China Sees Boom in Nvidia AI Chip Repair Business Despite U.S. Export Ban
World 11:05 AM - 2025-07-25
Reuters
People stand near the Nvidia logo at its booth during the China International Supply Chain Expo.
Demand is surging in China for a niche industry that, on paper, should not exist: the repair of high-end Nvidia artificial intelligence (AI) chips banned from export by the United States.
Despite U.S. export controls introduced in 2022, a growing number of boutique repair firms—particularly in Shenzhen—now service Nvidia’s restricted AI GPUs, including the H100 and A100 models. Two firms confirmed that they repair hundreds of units each month, with one establishing a dedicated company to manage growing orders. Their facilities even simulate data centre conditions to validate repairs.
The thriving repair market suggests that significant quantities of banned Nvidia chips have been smuggled into China. Leaked tenders show that Chinese government and military entities have acquired restricted GPUs, prompting U.S. lawmakers from both parties to introduce legislation to track chip locations post-sale. Former President Donald Trump’s administration has voiced support for these efforts.

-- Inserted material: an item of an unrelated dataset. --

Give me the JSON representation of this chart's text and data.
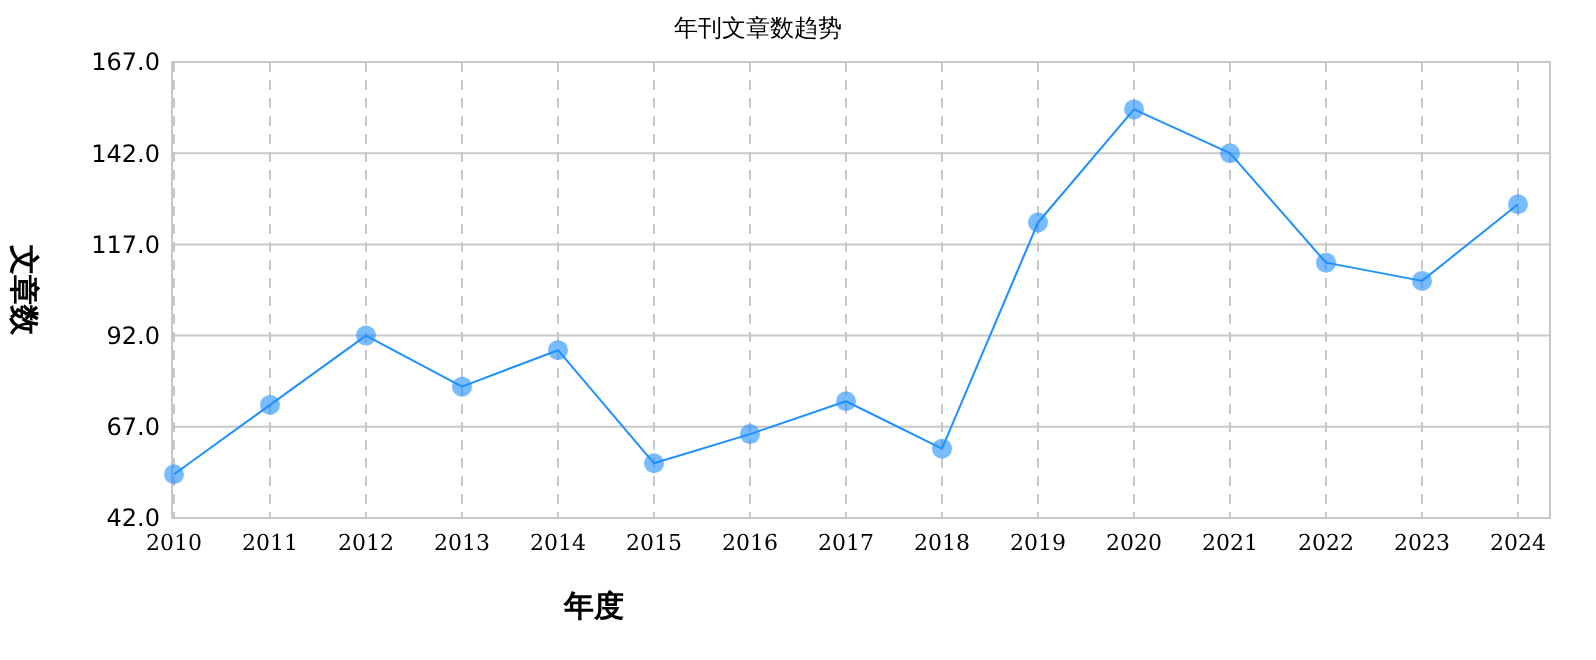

While the purchase and repair of Nvidia chips are not illegal under Chinese law, sources were reluctant to be named due to the sensitive nature of the trade. Nvidia itself cannot legally offer support or replacements for restricted products inside China. An Nvidia spokesperson stressed that only the company and authorised partners can provide appropriate servicing, warning against the technical and financial risks of using unsupported hardware.
Although Nvidia’s H20 chip—developed to comply with U.S. regulations—was recently approved for sale in China, adoption has been slow. A single H20 server with eight GPUs is estimated to cost over 1 million yuan ($139,400), and the H20 is more suited to inference tasks than to the model training capabilities of the more powerful H100 chips.
As many of the H100 and A100 GPUs in China have been running continuously for years, failure rates have risen. Depending on usage, Nvidia GPUs typically require repair after two to five years. One Shenzhen-based firm charges between 10,000 and 20,000 yuan ($1,400–$2,800) per repair, while another quotes roughly 10% of the GPU’s original retail price.
Repair services include software testing, fan replacements, diagnostics for memory and circuit board faults, and component replacement.
Meanwhile, traders in China report growing demand for Nvidia’s latest high-performance B200 chips, which the company began shipping globally this year. A server housing eight B200 GPUs currently sells for more than 3 million yuan in China.